I’ve given The Cold Dish, the first in the Longmire series, to at least three friends, and I highly recommend the Longmire series to anyone who enjoys fiction, especially lovers of mysteries or westerns. In Hell Is Empty, Johnson exceeded his usual high standard. He created something truly special, a pastiche of a contemporary western, classical literature, and a new American myth.
In all of his novels, Johnson entertains, and he provides his audience with enough substance to delve more deeply into the ideas his stories present, ideas inherent in America’s relationship to its landscape. A reader can enjoy the story, the fictional county of Absaroka, and the development of the well-drawn characters, and Johnson doesn’t force anything more onto his audience. If you choose, however, the option remains. The west contains meaning, and Johnson’s characters exist and struggle in a west that gives their lives meaning.
The west exists for America as a personal landscape, a physical, spiritual, and symbolic space that couldn’t be compared to Europe and has never been truly “settled.” The indigenous population never released the land, and their claim remains part of the American psyche. The landscape of the west, as Johnson shows, extends beyond civilization. Johnson’s Wyoming retains a wildness that cannot always be explained and which escapes rationalization. Longmire may have a satellite phone, but he loses himself in the wilderness only to discover something more important, perhaps a sense of justice, or vengeance, or identity. In the west, you need to make decisions for yourself, and the meaning the novel contains, like a landscape unto itself, can only be discovered by a discerning, contemplative, adventurous reader.

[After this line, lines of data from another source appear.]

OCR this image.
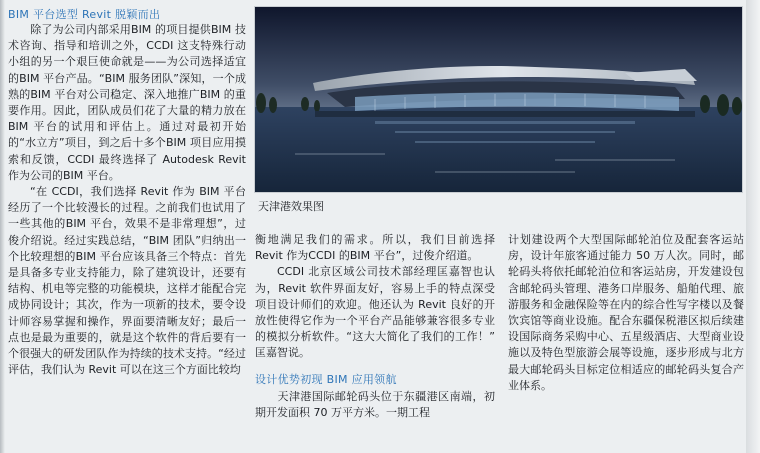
BIM 平台选型 Revit 脱颖而出

除了为公司内部采用BIM 的项目提供BIM 技术咨询、指导和培训之外，CCDI 这支特殊行动小组的另一个艰巨使命就是——为公司选择适宜的BIM 平台产品。“BIM 服务团队”深知，一个成熟的BIM 平台对公司稳定、深入地推广BIM 的重要作用。因此，团队成员们花了大量的精力放在BIM 平台的试用和评估上。通过对最初开始的“水立方”项目，到之后十多个BIM 项目应用摸索和反馈，CCDI 最终选择了 Autodesk Revit 作为公司的BIM 平台。

“在 CCDI，我们选择 Revit 作为 BIM 平台经历了一个比较漫长的过程。之前我们也试用了一些其他的BIM 平台，效果不是非常理想”，过俊介绍说。经过实践总结，“BIM 团队”归纳出一个比较理想的BIM 平台应该具备三个特点：首先是具备多专业支持能力，除了建筑设计，还要有结构、机电等完整的功能模块，这样才能配合完成协同设计；其次，作为一项新的技术，要令设计师容易掌握和操作，界面要清晰友好；最后一点也是最为重要的，就是这个软件的背后要有一个很强大的研发团队作为持续的技术支持。“经过评估，我们认为 Revit 可以在这三个方面比较均

天津港效果图

衡地满足我们的需求。所以，我们目前选择 Revit 作为CCDI 的BIM 平台”，过俊介绍道。

CCDI 北京区域公司技术部经理匡嘉智也认为，Revit 软件界面友好，容易上手的特点深受项目设计师们的欢迎。他还认为 Revit 良好的开放性使得它作为一个平台产品能够兼容很多专业的模拟分析软件。“这大大简化了我们的工作！” 匡嘉智说。

设计优势初现 BIM 应用领航

天津港国际邮轮码头位于东疆港区南端，初期开发面积 70 万平方米。一期工程

计划建设两个大型国际邮轮泊位及配套客运站房，设计年旅客通过能力 50 万人次。同时，邮轮码头将依托邮轮泊位和客运站房，开发建设包含邮轮码头管理、港务口岸服务、船舶代理、旅游服务和金融保险等在内的综合性写字楼以及餐饮宾馆等商业设施。配合东疆保税港区拟后续建设国际商务采购中心、五星级酒店、大型商业设施以及特色型旅游会展等设施，逐步形成与北方最大邮轮码头目标定位相适应的邮轮码头复合产业体系。
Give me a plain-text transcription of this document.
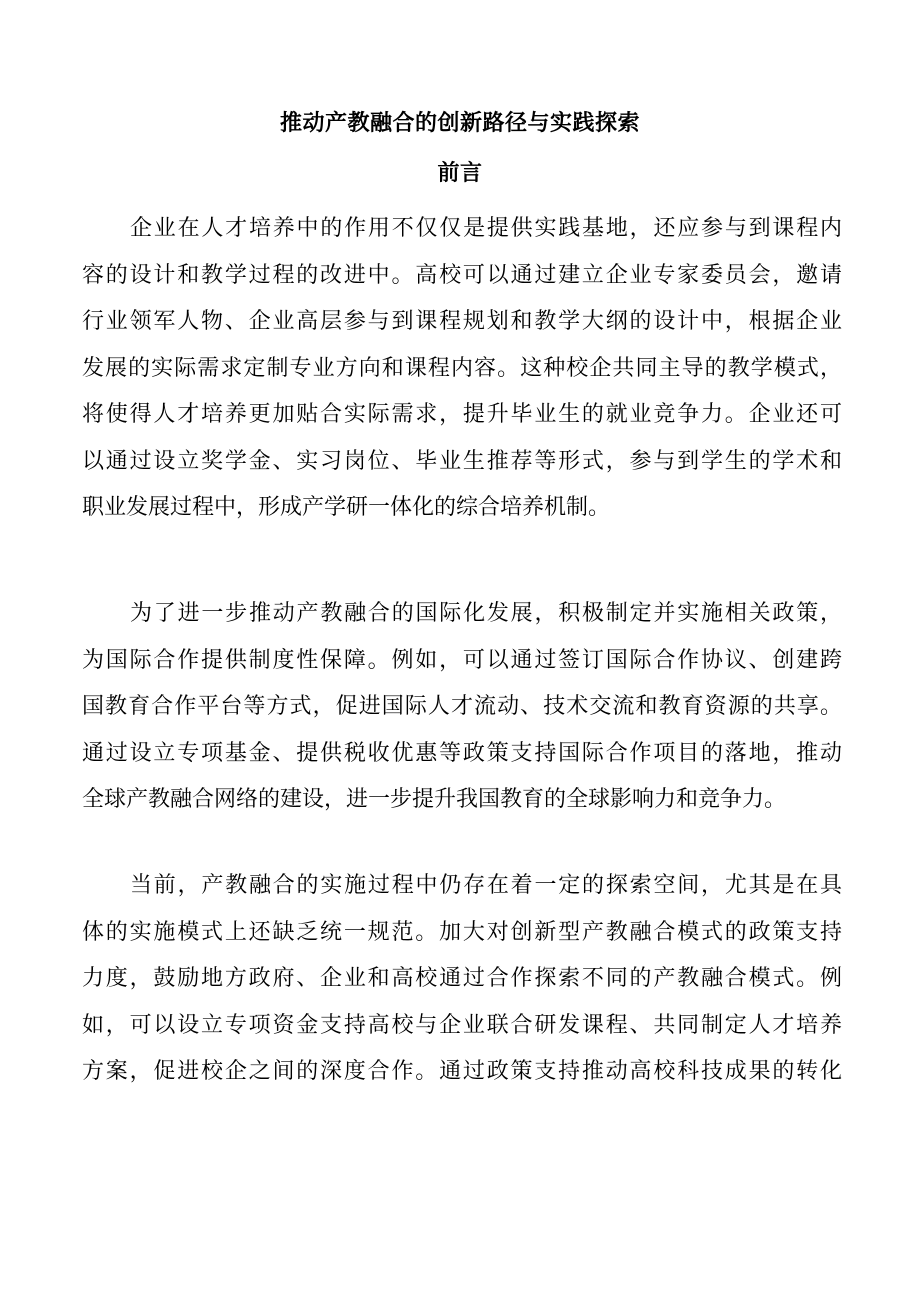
推动产教融合的创新路径与实践探索
前言
企业在人才培养中的作用不仅仅是提供实践基地，还应参与到课程内
容的设计和教学过程的改进中。高校可以通过建立企业专家委员会，邀请
行业领军人物、企业高层参与到课程规划和教学大纲的设计中，根据企业
发展的实际需求定制专业方向和课程内容。这种校企共同主导的教学模式，
将使得人才培养更加贴合实际需求，提升毕业生的就业竞争力。企业还可
以通过设立奖学金、实习岗位、毕业生推荐等形式，参与到学生的学术和
职业发展过程中，形成产学研一体化的综合培养机制。
为了进一步推动产教融合的国际化发展，积极制定并实施相关政策，
为国际合作提供制度性保障。例如，可以通过签订国际合作协议、创建跨
国教育合作平台等方式，促进国际人才流动、技术交流和教育资源的共享。
通过设立专项基金、提供税收优惠等政策支持国际合作项目的落地，推动
全球产教融合网络的建设，进一步提升我国教育的全球影响力和竞争力。
当前，产教融合的实施过程中仍存在着一定的探索空间，尤其是在具
体的实施模式上还缺乏统一规范。加大对创新型产教融合模式的政策支持
力度，鼓励地方政府、企业和高校通过合作探索不同的产教融合模式。例
如，可以设立专项资金支持高校与企业联合研发课程、共同制定人才培养
方案，促进校企之间的深度合作。通过政策支持推动高校科技成果的转化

In Hell Is Empty, Johnson embeds a fast-paced mystery within Virgil and Dante’s descent into Hell, and in so doing, he blends Native American mysticism with Catholic symbolism. That blend of Native American and European meaning exemplifies the west as a cultural landscape. Who would we be if we weren’t a mixture of those who came before? As a society, we often struggle with difference. We see the boundaries between beliefs and values as harsh, disparate, and unyielding. As he weathers the storm and seeks a man who in violating the laws of society placed himself outside of culture, outside the law, Longmire journeys beyond culture and uses his reference points of indigenous belief and Catholic symbolism to blaze a trail into the unknown.
Craig Johnson is the author of the Longmire mysteries, the basis for the television show Longmire. His novels are set in northern Wyoming, where Walt Longmire is sheriff of the fictional Absaroka County. Johnson has won numerous awards for his fiction.